À une époque où le cabotinage et le bluff triomphent plus grossièrement que jamais, voici tout un monde où le vrai courage, l’endurance et souvent le martyre sont les bases mêmes de l’existence.

Quand la musique se tait, au cours de la représentation, quand le public éprouve, dans ce silence subit, le serrement de cœur qu’il est venu chercher là, certes, à ce moment, beaucoup plus peut-être qu’on ne le croit, le Péril est entré sur la piste, fantôme invisible qui se mêle tragiquement aux pauvres fantoches en maillot chargés d’amuser notre soirée.

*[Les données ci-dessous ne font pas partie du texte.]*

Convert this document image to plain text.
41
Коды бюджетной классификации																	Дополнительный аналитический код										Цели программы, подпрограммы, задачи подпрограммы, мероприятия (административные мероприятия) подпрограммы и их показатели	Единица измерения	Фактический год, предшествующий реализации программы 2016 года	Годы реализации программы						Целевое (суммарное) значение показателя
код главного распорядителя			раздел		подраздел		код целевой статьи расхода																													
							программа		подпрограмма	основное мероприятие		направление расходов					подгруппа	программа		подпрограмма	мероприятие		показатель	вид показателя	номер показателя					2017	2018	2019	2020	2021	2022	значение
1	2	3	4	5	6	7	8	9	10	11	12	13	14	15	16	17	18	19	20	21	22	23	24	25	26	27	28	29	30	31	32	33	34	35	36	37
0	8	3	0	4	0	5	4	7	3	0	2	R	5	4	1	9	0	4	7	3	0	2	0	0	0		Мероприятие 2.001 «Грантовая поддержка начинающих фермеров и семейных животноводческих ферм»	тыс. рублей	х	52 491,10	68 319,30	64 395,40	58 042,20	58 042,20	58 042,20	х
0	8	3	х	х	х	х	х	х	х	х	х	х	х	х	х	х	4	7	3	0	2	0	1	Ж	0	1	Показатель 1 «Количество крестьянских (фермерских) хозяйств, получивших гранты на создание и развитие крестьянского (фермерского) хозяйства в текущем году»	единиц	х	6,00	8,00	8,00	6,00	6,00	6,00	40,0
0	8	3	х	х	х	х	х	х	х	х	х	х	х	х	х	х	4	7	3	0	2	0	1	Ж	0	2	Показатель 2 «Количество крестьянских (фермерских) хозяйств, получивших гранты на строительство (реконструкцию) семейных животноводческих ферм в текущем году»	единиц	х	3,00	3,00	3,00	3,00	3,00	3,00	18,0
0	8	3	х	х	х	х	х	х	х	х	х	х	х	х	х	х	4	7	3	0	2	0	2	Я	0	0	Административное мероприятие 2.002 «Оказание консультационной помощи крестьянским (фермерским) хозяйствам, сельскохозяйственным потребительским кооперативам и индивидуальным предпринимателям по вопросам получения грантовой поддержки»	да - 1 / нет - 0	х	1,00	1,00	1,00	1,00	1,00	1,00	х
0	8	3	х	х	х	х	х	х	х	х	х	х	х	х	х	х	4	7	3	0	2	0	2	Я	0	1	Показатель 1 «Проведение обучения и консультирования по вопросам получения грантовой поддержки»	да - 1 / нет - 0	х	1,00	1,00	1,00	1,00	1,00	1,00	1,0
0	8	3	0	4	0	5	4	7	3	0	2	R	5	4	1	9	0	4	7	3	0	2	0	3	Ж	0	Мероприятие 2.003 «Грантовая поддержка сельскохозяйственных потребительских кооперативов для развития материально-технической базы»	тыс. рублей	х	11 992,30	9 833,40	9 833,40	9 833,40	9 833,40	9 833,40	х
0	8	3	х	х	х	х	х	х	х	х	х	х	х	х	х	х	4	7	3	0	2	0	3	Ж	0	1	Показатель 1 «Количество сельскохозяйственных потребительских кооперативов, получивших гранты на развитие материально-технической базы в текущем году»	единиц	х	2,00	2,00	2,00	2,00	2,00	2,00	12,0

Car nombreux sont, parmi la troupe errante, ceux qui furent démolis par l’aventure.

Ce n’est pas en vain que l’appareil du cirque ressemble souvent aux gréements d’un navire. Que de naufrages dans l’ombre de ces amarres, de ces échelles, de ces filets suspendus au-dessus des têtes levées des spectateurs !

Le jeune Derbos ne pouvait regarder sans frisson, chaque soir, celui qui faisait, avec un autre et le « speaker des clowns », son entrée comique.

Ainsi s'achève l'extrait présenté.